My nieces, who live in a home filled with north-facing windows and even underfloor heating in some rooms, say that they like my warm house. But the only advantage my home has over theirs is that I try to keep it sealed up like a submarine. I plastered over the ventilation bricks long ago. Windows are basically locked shut for the duration of the winter. Curtains are opened as soon as the sun strikes a window, but closed at sunset. Anyone who leaves a door open for more than five seconds knows they will hear me bellowing, “I can feel a cold draught!” from a room away. And I really do feel it. A door left open for just 30 seconds can drop the temperature of a house by several degrees.
I will acknowledge that at some point on a highvelt winter’s day, the outside air may be warmer than the inside. But this window of opportunity for open windows is shorter than you might think. Standing in the sun or driving in a car gives a deceptive impression of the outside temperature. This week, the temperature is predicted to reach 20° just once. On that day, the outside air may be warmer than the inside from about 1 pm to 3 pm. By 4 pm, the temperature chart falls off a cliff.
My latest victory as a draught resister was to purchase and install draught stoppers to plug the large gaps under my house’s front doors. I bought mine in America, but I have seen them sold by hawkers in Johannesburg at traffic lights. They consist of of two fabric channels, each filled with a long foam cylinder, one to block the two sides of a door.
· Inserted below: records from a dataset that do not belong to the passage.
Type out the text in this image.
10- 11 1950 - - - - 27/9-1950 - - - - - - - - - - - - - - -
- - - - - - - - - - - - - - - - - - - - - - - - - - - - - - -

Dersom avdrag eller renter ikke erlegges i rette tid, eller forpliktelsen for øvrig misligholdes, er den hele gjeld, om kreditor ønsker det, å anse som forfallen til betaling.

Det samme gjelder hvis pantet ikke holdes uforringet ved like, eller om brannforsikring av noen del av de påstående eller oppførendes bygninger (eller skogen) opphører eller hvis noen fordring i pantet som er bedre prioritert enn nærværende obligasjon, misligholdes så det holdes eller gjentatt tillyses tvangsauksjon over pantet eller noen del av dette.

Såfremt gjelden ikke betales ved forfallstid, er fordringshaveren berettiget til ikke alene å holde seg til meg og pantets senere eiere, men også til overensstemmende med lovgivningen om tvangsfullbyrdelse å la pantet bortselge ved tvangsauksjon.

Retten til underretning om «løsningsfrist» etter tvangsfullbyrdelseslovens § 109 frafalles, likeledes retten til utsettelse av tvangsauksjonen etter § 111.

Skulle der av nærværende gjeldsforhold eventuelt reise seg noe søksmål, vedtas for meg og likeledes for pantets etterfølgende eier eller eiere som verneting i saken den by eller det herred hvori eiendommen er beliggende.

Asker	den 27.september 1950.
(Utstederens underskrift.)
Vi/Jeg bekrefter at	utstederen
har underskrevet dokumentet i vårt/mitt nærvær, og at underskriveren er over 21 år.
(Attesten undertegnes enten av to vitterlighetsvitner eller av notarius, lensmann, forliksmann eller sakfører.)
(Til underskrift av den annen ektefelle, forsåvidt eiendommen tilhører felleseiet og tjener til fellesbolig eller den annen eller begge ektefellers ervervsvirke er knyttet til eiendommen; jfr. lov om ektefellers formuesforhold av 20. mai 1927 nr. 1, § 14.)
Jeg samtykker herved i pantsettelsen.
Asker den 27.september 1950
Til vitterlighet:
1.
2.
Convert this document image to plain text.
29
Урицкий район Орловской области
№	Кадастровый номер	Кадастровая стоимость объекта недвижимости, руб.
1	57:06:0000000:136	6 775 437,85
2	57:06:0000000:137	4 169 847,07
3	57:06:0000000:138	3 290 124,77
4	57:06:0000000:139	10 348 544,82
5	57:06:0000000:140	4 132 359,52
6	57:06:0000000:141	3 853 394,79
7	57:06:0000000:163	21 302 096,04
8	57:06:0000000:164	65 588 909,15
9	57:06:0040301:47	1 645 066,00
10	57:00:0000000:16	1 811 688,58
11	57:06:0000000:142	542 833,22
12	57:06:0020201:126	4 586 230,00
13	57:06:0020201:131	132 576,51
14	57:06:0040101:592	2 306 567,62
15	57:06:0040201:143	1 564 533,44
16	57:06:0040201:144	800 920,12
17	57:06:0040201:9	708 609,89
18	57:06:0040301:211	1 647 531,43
The foam can be cut to size to fit the door’s width.They have made a big difference in keeping my lounge warm through the night.
I’m not blind to the risks of carbon monoxide poisoning. If you heat your home with anthracite in an open fireplace, you need to ventilate. (Reasons not to heat this way can be found here and here. Likewise, inexpensive rollabout gas heaters should be used with a window cracked open. For the rest of us, if you need some fresh air in the winter, slip out the door quickly and take a walk.